Das Gin X soll besonders für Pendler geeignet sein. Darauf deuten die, eher knappen, Schutzbleche, der Hinterbauständer und die vollständige Beleuchtung hin. Aus meiner Sicht fehlt ein wichtiges Teil: Der Gepäckträger. Den gibt es aber wenigstens gegen Aufpreis.
Gin X für Gravel-Biker geeignet?
Es gibt eine Federgabel und die 2,1 Zoll breiten Reifen von CST haben ein leichtes Stollenprofil. Damit ist das GIN X aus meiner Sichtt auch mal für einen gelentlichen Ausflug über unbefestigte Wege geeignet. Ein Gravel-Bike im eigentlichen Sinne ist es meiner Meinung nach eher nicht.
Fazit
Aus meiner persönlichen Sicht ist das GIN X e-Bike nur etwas für Einsteiger, jedoch nur in Großbritannien. Warum?

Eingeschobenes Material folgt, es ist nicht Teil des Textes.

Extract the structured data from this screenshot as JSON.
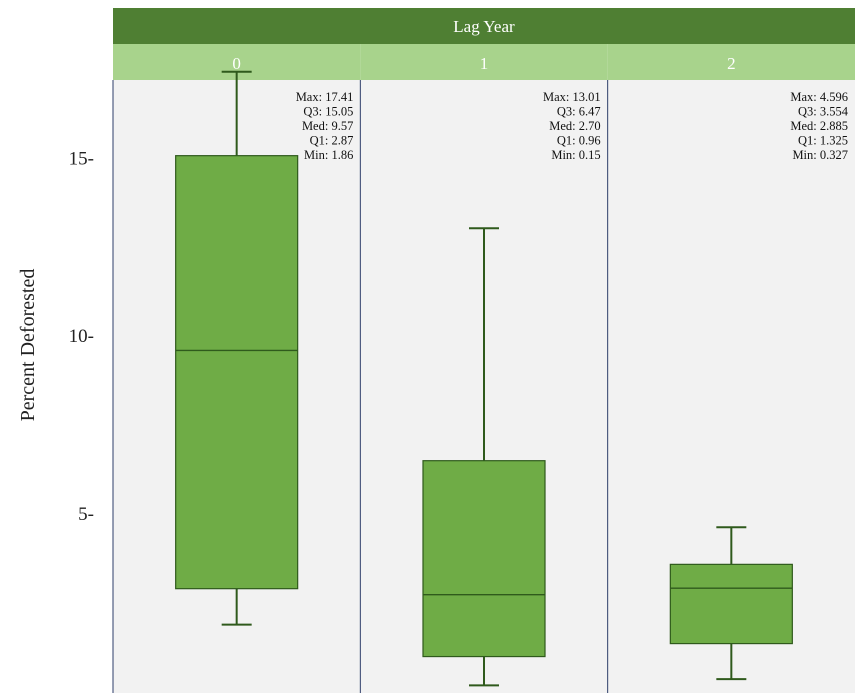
{
  "chart_data": {
    "type": "boxplot",
    "title": "Lag Year",
    "ylabel": "Percent Deforested",
    "yticks": [
      5,
      10,
      15
    ],
    "ytick_labels": [
      "5-",
      "10-",
      "15-"
    ],
    "ylim": [
      0,
      19.5
    ],
    "grid": false,
    "panels": [
      {
        "label": "0",
        "box": {
          "min": 1.86,
          "q1": 2.87,
          "median": 9.57,
          "q3": 15.05,
          "max": 17.41
        },
        "stats_text": [
          "Max: 17.41",
          "Q3: 15.05",
          "Med: 9.57",
          "Q1: 2.87",
          "Min: 1.86"
        ]
      },
      {
        "label": "1",
        "box": {
          "min": 0.15,
          "q1": 0.96,
          "median": 2.7,
          "q3": 6.47,
          "max": 13.01
        },
        "stats_text": [
          "Max: 13.01",
          "Q3: 6.47",
          "Med: 2.70",
          "Q1: 0.96",
          "Min: 0.15"
        ]
      },
      {
        "label": "2",
        "box": {
          "min": 0.327,
          "q1": 1.325,
          "median": 2.885,
          "q3": 3.554,
          "max": 4.596
        },
        "stats_text": [
          "Max: 4.596",
          "Q3: 3.554",
          "Med: 2.885",
          "Q1: 1.325",
          "Min: 0.327"
        ]
      }
    ],
    "colors": {
      "header_dark": "#4f7f33",
      "header_light": "#a8d38c",
      "box_fill": "#6fac46",
      "line": "#2f5a1c",
      "panel_bg": "#f2f2f2",
      "panel_border": "#2e3e6a"
    }
  }
}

Natürlich kann ich nur von der Papierform her auf das GIN X schließen, denn ein Testbike stand mir nicht zur Verfügung. Der Hersteller spricht von „Premium-Spezifikationen“. Wenn man darunter das Verwenden von hydraulischen Bremsen, einer Federgabel, eines Bafang-Antriebs und von Akkuzellen in „Tesla-Qualität“ (was immer das auch heißt) versteht, mag das stimmen.

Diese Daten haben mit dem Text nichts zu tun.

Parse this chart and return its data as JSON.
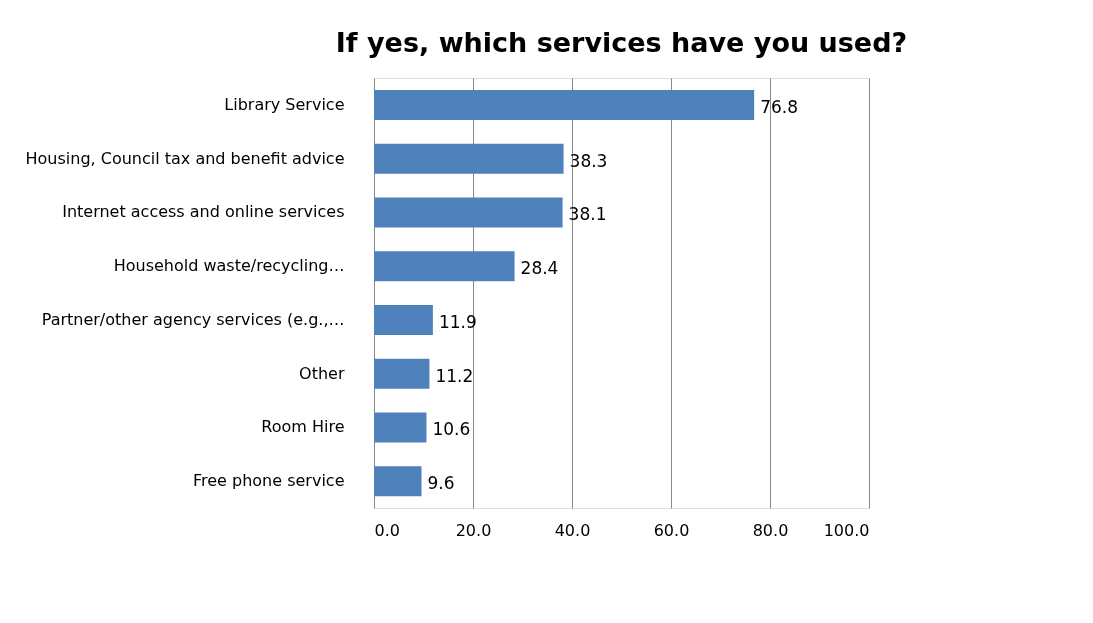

Gleichsam habe ich keinen Überblick über die von GIN angeführten Marktpreise in Großbritannien. Es kann also sein, dass das GIN X auf der Insel ein günstiges Angebot ist. Doch auch GIN kann keine Wunder vollbringen.

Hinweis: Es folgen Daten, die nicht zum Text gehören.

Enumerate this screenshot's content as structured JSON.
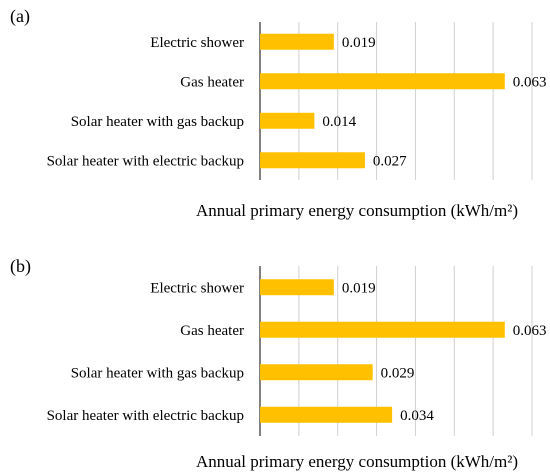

Hier in Deutschland wird das E-Bike im reinen Online-Versand knapp 1.300 € kosten. Damit wird es aus meiner Sicht schwer für Gin.
Denn es gibt durchaus vergleichbare, günstige E-Bikes. Etwa von Decathlon, die sogar einen Werkstattservice im Markt anbieten. Für ein paar Euro mehr gibt es E-Bikes von Jeep (sogar im Dienstradleasing) oder von Himiway. Selbst wenn diese online gekauft werden, dürfte im Fall des Falles der Service einfacher zu erhalten sein.
Alternativ kann man auch mit etwas Glück zum Beispiel bei Upway, Greenstorm oder rebike ein günstiges gebrauchtes E-Bike, sogar mit Garantie, in einer ähnlichen Preislage finden.
Manchmal muss es günstig sein, das ist in Ordnung. Man kann auch mit einem preiswerten E-Bike, je nach Anwendung, eine Menge Spaß haben. Vermutlich auch mit dem GIN X. Aus meiner Sicht ist aber das Marketing über das Ziel hinausgeschossen: „Solide“ möglicherweise, aber „Premium“ kann ich bei dem Pedelec nicht erkennen.
So ist es das E-Bike GIN X aus meiner Sicht nur etwas für experimentierfreudige Kunden.